Mr Rod, who has the support of a number of high profile backers from Springfield Nuclear Power Pant and NASA, including Buzz Aldrin, is attempting to become the first inanimate object to hold the position since its creation in 1922.

Rod perhaps hasn’t got any health and safety tips from JFK.

In his manifesto Rod states that he will “represent all students” and will not engage in “sarcasm, aggression or inaccessible language” due to the fact that he is an inanimate rod and therefore “incapable of having or displaying emotion.”

These pledges seem to have already struck a chord with influential members of UCLU, with Rod’s facebook page liked by Democracy and Communications Officer Sam Gaus and Environment and Ethics Officer Natasha Gorodnitski.

His list of achievements so far in his career are impressive, such as “wearing medals” and “jamming the space shuttle doors” and he already has experience in politics, having been President of the Springfield Nuclear Power Plant Workers Union since 1997.

“One more medal than you, Chessum!”

One policy, however, might prove to be a sticking point for many potential backers.
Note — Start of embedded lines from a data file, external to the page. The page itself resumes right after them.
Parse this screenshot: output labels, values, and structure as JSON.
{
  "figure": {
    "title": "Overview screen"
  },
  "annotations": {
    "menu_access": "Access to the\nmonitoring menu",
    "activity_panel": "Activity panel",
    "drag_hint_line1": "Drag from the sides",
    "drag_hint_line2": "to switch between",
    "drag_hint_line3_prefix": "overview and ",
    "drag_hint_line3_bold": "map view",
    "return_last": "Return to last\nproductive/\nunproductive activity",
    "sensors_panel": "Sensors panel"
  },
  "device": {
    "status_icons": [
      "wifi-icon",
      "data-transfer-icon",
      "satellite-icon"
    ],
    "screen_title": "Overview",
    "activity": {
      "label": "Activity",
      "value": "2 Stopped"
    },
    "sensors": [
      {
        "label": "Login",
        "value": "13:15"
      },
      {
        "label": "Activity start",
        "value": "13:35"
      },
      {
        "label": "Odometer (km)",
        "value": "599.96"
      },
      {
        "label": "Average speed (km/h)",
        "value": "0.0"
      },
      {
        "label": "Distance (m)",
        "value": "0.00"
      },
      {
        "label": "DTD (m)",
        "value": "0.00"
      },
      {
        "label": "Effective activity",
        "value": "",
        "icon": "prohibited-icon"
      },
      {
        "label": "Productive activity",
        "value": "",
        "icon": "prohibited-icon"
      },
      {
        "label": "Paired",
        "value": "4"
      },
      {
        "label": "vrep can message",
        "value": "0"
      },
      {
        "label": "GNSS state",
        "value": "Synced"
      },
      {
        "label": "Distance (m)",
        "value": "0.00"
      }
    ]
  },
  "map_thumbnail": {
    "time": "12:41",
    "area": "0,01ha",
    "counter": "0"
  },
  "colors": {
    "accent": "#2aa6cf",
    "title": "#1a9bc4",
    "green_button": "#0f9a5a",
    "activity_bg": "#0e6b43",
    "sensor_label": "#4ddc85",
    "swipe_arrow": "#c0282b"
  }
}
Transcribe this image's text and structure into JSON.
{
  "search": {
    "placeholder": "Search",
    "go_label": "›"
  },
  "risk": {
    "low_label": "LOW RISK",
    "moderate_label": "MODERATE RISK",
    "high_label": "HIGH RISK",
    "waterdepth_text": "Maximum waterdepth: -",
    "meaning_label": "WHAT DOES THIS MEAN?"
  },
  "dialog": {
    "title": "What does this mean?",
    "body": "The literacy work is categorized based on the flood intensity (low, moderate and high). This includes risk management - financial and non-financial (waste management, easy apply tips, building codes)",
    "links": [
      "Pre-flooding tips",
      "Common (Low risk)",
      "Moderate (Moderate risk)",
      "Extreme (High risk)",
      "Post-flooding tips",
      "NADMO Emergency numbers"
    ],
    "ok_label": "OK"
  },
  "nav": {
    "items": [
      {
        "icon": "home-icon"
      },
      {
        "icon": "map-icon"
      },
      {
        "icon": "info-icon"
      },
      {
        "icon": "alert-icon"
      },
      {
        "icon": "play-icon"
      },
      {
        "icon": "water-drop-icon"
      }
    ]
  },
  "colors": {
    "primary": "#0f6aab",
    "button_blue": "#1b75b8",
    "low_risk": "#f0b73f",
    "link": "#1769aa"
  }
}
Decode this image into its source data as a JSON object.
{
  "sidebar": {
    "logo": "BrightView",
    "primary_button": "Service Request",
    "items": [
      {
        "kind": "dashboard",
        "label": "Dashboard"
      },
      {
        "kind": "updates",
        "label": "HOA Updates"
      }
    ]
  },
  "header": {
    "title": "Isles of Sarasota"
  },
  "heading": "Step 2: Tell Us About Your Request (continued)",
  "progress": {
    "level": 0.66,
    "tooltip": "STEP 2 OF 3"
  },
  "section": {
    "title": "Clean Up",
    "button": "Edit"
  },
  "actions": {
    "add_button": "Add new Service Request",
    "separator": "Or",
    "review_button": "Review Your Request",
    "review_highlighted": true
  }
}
Mr Rod advocates “working with activists and staff in Student Unions across the UK, turning their Unions into factories to assemble pieces of the Students’-Workers’ Bomb.”

Some observers have suggested that such a campaign pledge is “tongue in cheek” but it remains to be seen whether or not a candidate endorsing terrorism alongside peaceful means can be successful without some form of power-sharing agreement.